Thankyou for the info Slick!

I use these and they're great! Pillow ball kept popping out when jumping due to the weak plastic. One of my favorit parts on the truck. Very well built!
Hey Crash
Have you noticed any increase in the weight at the front with these aluminium carriers cause it to be nose heavy especially when jumping?
 
No real noticeable change. The camber stays in place as well and will keep front end very stable. Other than the diff cups its by far my favorite part from hot racing. The bearings that came with the knuckles have lasted quite a while. Longer than oem and fast eddie bearings.
 
Tnx slick.
Yup solves the popping out
Krazy Kraton that is one very impressive looking Kraton you have setup there!
I see that you have the Hot Racing Steering Bellcrank aswell. What benefits hace you noticed with the HR Alu Steering Blocks and what benefits does the HR Alu Bellcrank offer over the stock steering assembly?

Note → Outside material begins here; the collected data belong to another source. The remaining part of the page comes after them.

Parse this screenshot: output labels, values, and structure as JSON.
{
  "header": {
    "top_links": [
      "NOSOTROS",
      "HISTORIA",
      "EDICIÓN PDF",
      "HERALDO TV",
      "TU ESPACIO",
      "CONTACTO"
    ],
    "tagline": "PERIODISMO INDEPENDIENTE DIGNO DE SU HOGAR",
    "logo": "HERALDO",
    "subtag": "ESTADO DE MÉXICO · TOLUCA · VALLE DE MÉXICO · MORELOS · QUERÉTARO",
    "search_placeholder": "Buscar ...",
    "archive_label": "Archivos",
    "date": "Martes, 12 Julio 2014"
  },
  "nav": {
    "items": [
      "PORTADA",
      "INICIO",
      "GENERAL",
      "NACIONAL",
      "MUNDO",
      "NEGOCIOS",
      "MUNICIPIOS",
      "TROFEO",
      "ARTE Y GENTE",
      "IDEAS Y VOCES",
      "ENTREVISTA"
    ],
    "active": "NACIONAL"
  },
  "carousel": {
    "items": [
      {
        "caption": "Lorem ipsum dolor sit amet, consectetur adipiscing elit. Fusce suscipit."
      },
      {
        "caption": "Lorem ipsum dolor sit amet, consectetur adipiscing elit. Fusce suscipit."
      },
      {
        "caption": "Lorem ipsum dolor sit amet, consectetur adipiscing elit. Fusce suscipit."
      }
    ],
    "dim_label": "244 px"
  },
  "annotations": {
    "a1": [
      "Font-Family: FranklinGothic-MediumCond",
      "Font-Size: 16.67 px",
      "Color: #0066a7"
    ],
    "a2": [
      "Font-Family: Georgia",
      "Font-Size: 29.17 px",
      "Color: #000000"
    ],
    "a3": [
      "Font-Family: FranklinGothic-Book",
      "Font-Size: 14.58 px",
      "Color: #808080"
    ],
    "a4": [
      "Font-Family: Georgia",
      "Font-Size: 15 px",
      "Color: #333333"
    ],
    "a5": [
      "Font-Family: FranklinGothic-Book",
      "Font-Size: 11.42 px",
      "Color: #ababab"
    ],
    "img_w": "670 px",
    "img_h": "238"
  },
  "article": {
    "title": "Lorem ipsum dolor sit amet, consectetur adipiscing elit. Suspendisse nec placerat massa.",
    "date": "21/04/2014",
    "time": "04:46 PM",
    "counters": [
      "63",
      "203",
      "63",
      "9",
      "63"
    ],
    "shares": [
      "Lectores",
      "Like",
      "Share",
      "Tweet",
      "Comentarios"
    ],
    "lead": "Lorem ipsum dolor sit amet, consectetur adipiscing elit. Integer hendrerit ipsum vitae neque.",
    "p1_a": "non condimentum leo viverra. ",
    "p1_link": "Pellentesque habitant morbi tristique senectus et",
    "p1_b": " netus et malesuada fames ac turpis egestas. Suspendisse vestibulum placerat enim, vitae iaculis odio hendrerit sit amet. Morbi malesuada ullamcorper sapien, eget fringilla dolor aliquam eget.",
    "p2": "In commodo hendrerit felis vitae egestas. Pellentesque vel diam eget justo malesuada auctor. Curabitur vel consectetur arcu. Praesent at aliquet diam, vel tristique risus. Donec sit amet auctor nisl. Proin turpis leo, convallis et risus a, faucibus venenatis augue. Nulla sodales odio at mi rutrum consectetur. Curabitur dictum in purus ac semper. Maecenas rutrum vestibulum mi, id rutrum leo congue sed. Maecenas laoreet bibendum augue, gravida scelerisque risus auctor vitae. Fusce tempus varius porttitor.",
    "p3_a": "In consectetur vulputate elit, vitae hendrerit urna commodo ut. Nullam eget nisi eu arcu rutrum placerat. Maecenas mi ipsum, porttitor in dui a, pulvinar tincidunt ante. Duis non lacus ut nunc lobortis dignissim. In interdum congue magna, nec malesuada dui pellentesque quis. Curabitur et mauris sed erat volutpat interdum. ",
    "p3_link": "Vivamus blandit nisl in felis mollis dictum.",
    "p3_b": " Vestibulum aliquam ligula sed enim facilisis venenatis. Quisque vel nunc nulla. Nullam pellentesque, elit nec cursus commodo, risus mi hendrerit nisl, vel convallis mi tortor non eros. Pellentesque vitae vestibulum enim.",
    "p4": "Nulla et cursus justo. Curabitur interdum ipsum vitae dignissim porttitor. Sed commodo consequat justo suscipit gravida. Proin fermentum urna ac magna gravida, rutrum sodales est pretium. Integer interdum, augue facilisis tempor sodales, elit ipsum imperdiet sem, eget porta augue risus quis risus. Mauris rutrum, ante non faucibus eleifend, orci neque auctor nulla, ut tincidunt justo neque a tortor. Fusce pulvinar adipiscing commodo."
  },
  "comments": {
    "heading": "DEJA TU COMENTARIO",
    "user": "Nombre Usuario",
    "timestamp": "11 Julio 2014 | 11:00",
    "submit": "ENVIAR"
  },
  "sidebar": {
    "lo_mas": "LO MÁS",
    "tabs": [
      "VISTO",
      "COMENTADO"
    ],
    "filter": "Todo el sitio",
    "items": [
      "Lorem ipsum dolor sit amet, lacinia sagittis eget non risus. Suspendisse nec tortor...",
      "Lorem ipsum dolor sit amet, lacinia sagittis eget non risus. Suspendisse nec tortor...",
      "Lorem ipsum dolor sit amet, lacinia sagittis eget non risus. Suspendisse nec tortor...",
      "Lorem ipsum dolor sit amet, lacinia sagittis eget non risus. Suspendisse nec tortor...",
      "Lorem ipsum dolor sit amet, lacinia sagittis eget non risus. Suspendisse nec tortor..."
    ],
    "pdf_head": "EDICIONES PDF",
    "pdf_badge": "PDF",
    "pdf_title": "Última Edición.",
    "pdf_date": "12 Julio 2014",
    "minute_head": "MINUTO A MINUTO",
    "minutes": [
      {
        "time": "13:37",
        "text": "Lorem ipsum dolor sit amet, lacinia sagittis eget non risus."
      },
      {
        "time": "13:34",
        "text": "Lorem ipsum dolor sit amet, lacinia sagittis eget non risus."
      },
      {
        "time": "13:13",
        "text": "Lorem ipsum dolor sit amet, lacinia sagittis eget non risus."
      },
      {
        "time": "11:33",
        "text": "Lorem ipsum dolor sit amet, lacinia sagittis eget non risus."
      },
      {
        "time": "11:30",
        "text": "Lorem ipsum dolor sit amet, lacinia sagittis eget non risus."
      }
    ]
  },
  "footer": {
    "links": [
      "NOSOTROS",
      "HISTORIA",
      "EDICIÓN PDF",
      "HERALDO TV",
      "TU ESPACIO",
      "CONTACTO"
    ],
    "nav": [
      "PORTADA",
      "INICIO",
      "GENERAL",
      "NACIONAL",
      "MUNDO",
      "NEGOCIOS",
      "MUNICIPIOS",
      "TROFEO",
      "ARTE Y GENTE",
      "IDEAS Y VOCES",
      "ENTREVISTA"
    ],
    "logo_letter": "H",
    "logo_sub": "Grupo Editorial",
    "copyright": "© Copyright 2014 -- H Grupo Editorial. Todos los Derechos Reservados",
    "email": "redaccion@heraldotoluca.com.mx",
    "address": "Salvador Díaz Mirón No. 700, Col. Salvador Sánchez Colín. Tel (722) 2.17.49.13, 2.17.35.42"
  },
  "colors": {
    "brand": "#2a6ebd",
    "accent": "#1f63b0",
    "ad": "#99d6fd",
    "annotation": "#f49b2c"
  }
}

No real noticeable change. The camber stays in place as well and will keep front end very stable. Other than the diff cups its by far my favorite part from hot racing. The bearings that came with the knuckles have lasted quite a while. Longer than oem and fast eddie bearings.
I've been looking at those HR Alu diff cups aswell. What benefits have you noticed over the stock cups?
 
Krazy Kraton that is one very impressive looking Kraton you have setup there!
I see that you have the Hot Racing Steering Bellcrank aswell. What benefits hace you noticed with the HR Alu Steering Blocks and what benefits does the HR Alu Bellcrank offer over the stock steering assembly?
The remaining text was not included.